CALABRIA. Cervelli in fuga? Basta retorica: sono una risorsa!

cervello in fuga  DOMENICO ROSITANO* e FRANCESCO MOLICA*

- L’esodo dei giovani dal Mezzogiorno non cessa di fare notizia. Ancora la scorsa settimana i media nazionali si sono precipitati in blocco a diffondere le dichiarazioni del vicepresidente nazionale dei consulenti del lavoro Vincenzo Silvestri, secondo cui sarebbero ormai 100mila i giovani che lasciano il Sud per cercare fortuna all’estero. Sono numeri che ormai non scandalizzano più. Da almeno quindici anni le cifre di questa nuova emigrazione continuano gonfiarsi; e il contraccolpo della crisi su un Mezzogiorno, di per sé già afflitto da un gran numero di handicap strutturali, ha impresso un’ulteriore e drammatica accelerazione al fenomeno.

In aggiunta, sulla base di uno studio realizzato lo scorso dall’Istituto Toniolo e dall’Università Cattolica, l’84% dei ragazzi del Sud si dichiara pronto a trasferirsi. Non occorre dilungarsi oltre su questo cancro che ha ormai assunto proporzioni allarmanti e sulle sue possibili ricadute. E’ quasi ovvio ricordare che la desertificazione di talenti colpendo in maniera crescente il Mezzogiorno ne potrebbe limitare le sue prospettive di sviluppo.

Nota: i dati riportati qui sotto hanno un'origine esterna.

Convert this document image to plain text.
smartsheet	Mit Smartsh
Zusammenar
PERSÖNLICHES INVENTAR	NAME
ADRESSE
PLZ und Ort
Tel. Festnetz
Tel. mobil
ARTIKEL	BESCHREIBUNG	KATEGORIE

Eppure, a ben vedere, c’è un evidente malinteso al cuore della retorica accorata e disfattista con cui si tende a leggere il fenomeno. In altre parole, è necessario rovesciare la prospettiva cominciando a considerare l’emigrazione di cervelli non come una perdita irrimediabile per il territorio, bensì come una possibile “risorsa”.

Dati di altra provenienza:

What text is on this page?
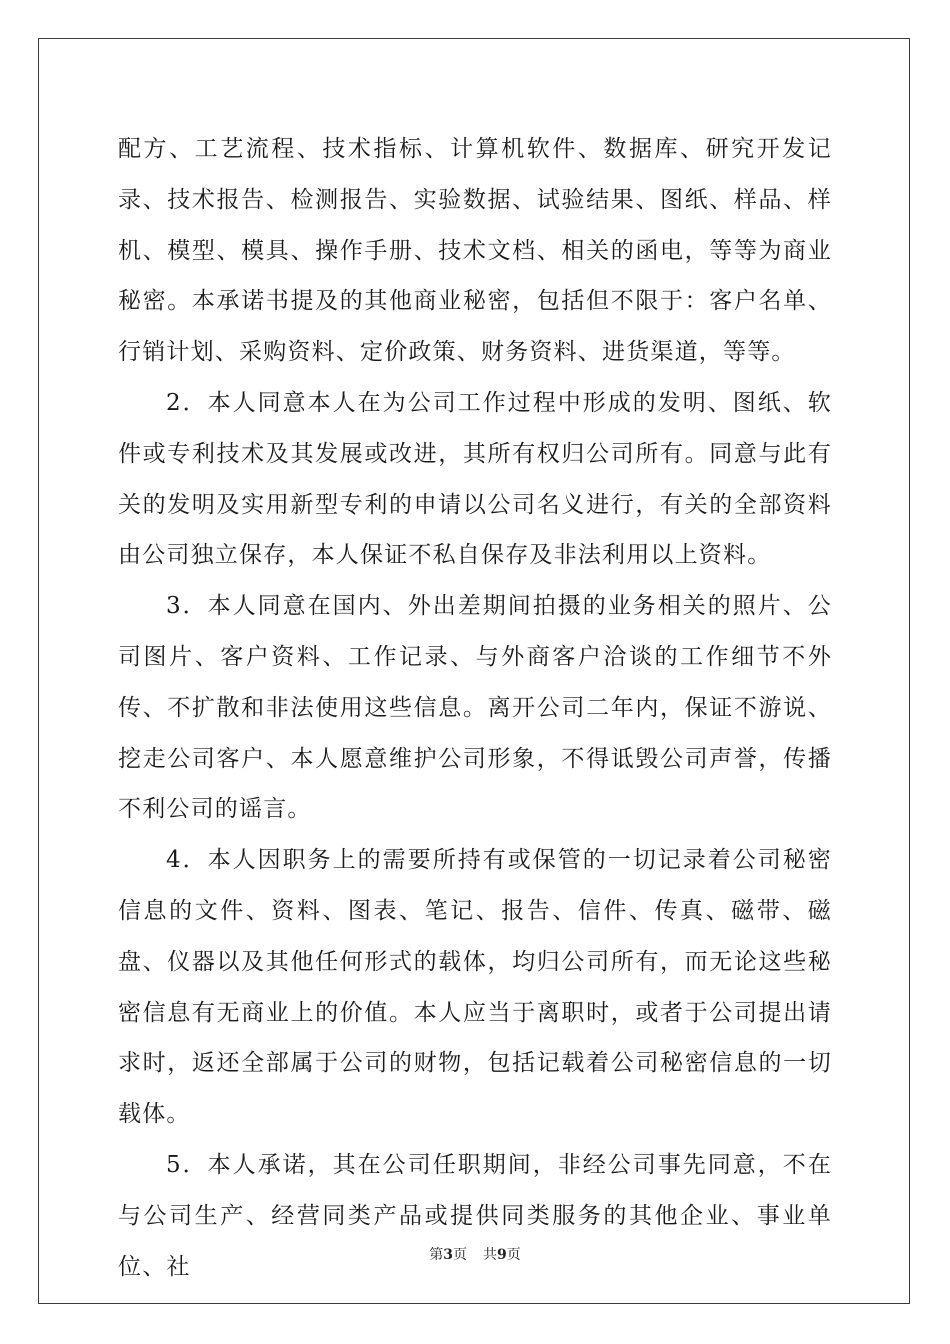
配方、工艺流程、技术指标、计算机软件、数据库、研究开发记录、技术报告、检测报告、实验数据、试验结果、图纸、样品、样机、模型、模具、操作手册、技术文档、相关的函电，等等为商业秘密。本承诺书提及的其他商业秘密，包括但不限于：客户名单、行销计划、采购资料、定价政策、财务资料、进货渠道，等等。

2．本人同意本人在为公司工作过程中形成的发明、图纸、软件或专利技术及其发展或改进，其所有权归公司所有。同意与此有关的发明及实用新型专利的申请以公司名义进行，有关的全部资料由公司独立保存，本人保证不私自保存及非法利用以上资料。

3．本人同意在国内、外出差期间拍摄的业务相关的照片、公司图片、客户资料、工作记录、与外商客户洽谈的工作细节不外传、不扩散和非法使用这些信息。离开公司二年内，保证不游说、挖走公司客户、本人愿意维护公司形象，不得诋毁公司声誉，传播不利公司的谣言。

4．本人因职务上的需要所持有或保管的一切记录着公司秘密信息的文件、资料、图表、笔记、报告、信件、传真、磁带、磁盘、仪器以及其他任何形式的载体，均归公司所有，而无论这些秘密信息有无商业上的价值。本人应当于离职时，或者于公司提出请求时，返还全部属于公司的财物，包括记载着公司秘密信息的一切载体。

5．本人承诺，其在公司任职期间，非经公司事先同意，不在与公司生产、经营同类产品或提供同类服务的其他企业、事业单位、社	第3页 共9页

Un’ampia mole di studi dimostra che la fuga di cervelli se è vero che produce effetti negativi nel breve termine, può tuttavia generare benefici sul medio-lungo periodo, a patto che si mettano in campo politiche pubbliche mirate ad attrarre risorse qualificate dall’estero, a incentivare il rimpatrio degli emigrati, nonché a rafforzare i canali di scambio tra la diaspora e il territorio.

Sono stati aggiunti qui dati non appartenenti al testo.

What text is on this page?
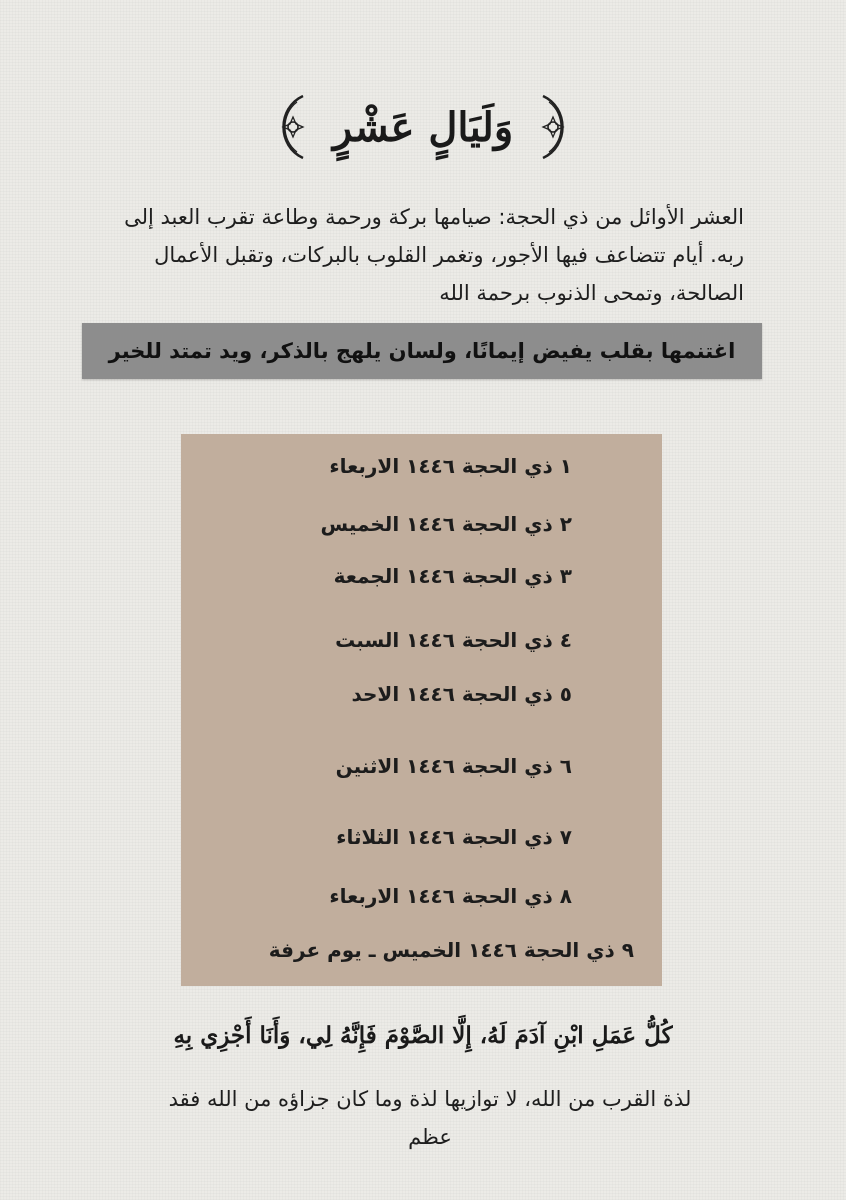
وَلَيَالٍ عَشْرٍ
العشر الأوائل من ذي الحجة: صيامها بركة ورحمة وطاعة تقرب العبد إلى ربه. أيام تتضاعف فيها الأجور، وتغمر القلوب بالبركات، وتقبل الأعمال الصالحة، وتمحى الذنوب برحمة الله
اغتنمها بقلب يفيض إيمانًا، ولسان يلهج بالذكر، ويد تمتد للخير
١ ذي الحجة ١٤٤٦ الاربعاء
٢ ذي الحجة ١٤٤٦ الخميس
٣ ذي الحجة ١٤٤٦ الجمعة
٤ ذي الحجة ١٤٤٦ السبت
٥ ذي الحجة ١٤٤٦ الاحد
٦ ذي الحجة ١٤٤٦ الاثنين
٧ ذي الحجة ١٤٤٦ الثلاثاء
٨ ذي الحجة ١٤٤٦ الاربعاء
٩ ذي الحجة ١٤٤٦ الخميس ـ يوم عرفة
كُلُّ عَمَلِ ابْنِ آدَمَ لَهُ، إِلَّا الصَّوْمَ فَإِنَّهُ لِي، وَأَنَا أَجْزِي بِهِ
لذة القرب من الله، لا توازيها لذة وما كان جزاؤه من الله فقد عظم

La mobilità dei giovani cervelli è oltretutto un tratto naturale dell’odierna globalizzazione, specialmente in un’Europa senza confini, che ha fatto della libera circolazione dei lavoratori uno dei pilastri principali del proprio cammino sulla via di una maggiore integrazione. Inoltre la proporzione d’italiani che parte all’estero per ragioni di studio o di lavoro è molto inferiore a quella di francesi, spagnoli, tedeschi, inglesi che lasciano i rispettivi paesi. Ecco quindi che lo stereotipo della fuga dei cervelli come danno per il Sud inizia a scricchiolare. Smettiamola di batterci il petto e cominciamo a guardare al fenomeno come ad una formidabile possibilità di crescita. La partenza dei giovani del Mezzogiorno non solo non deve essere frenata ma addirittura incoraggiata: poiché le esperienze di studio e professionali accumulate in contesti diversi, sovente più virtuosi, vanno a costruire un capitale di conoscenze che, se intercettato, può costituire un’importante risorsa per le nostre regioni.

In altre parole è necessario sviluppare il “capitale relazionale” dei cervelli nel mondo e promuovere rapporti di collaborazione fra i “cervelli” in fuga e quelli rimasti al Sud, nonché tra i primi e le stesse istituzioni locali con l’obiettivo che di convogliare il know-how acquisito all’estero verso il territorio mettendolo al servizio del suo sviluppo.

In tal senso, è necessario rafforzare anche a livello regionale programmi pubblici che stimolino i “cervelli in fuga” a rientrare, creando contemporaneamente le condizioni necessarie per attrarre più capitale umano nel nostro Sud, dal mondo delle università a quello delle imprese, dandogli l’opportunità di lavorare al meglio e contribuire effettivamente alla crescita del nostro sistema economico e produttivo. E’ un esercizio con cui altri territori europei si cimentano da molti anni con enormi successi. Nulla impedisce a regioni quali la Calabria di percorrere questa strada. Che, ad esempio, uno strumento come il POR Calabria 2014-2020 mostra di volere perseguire.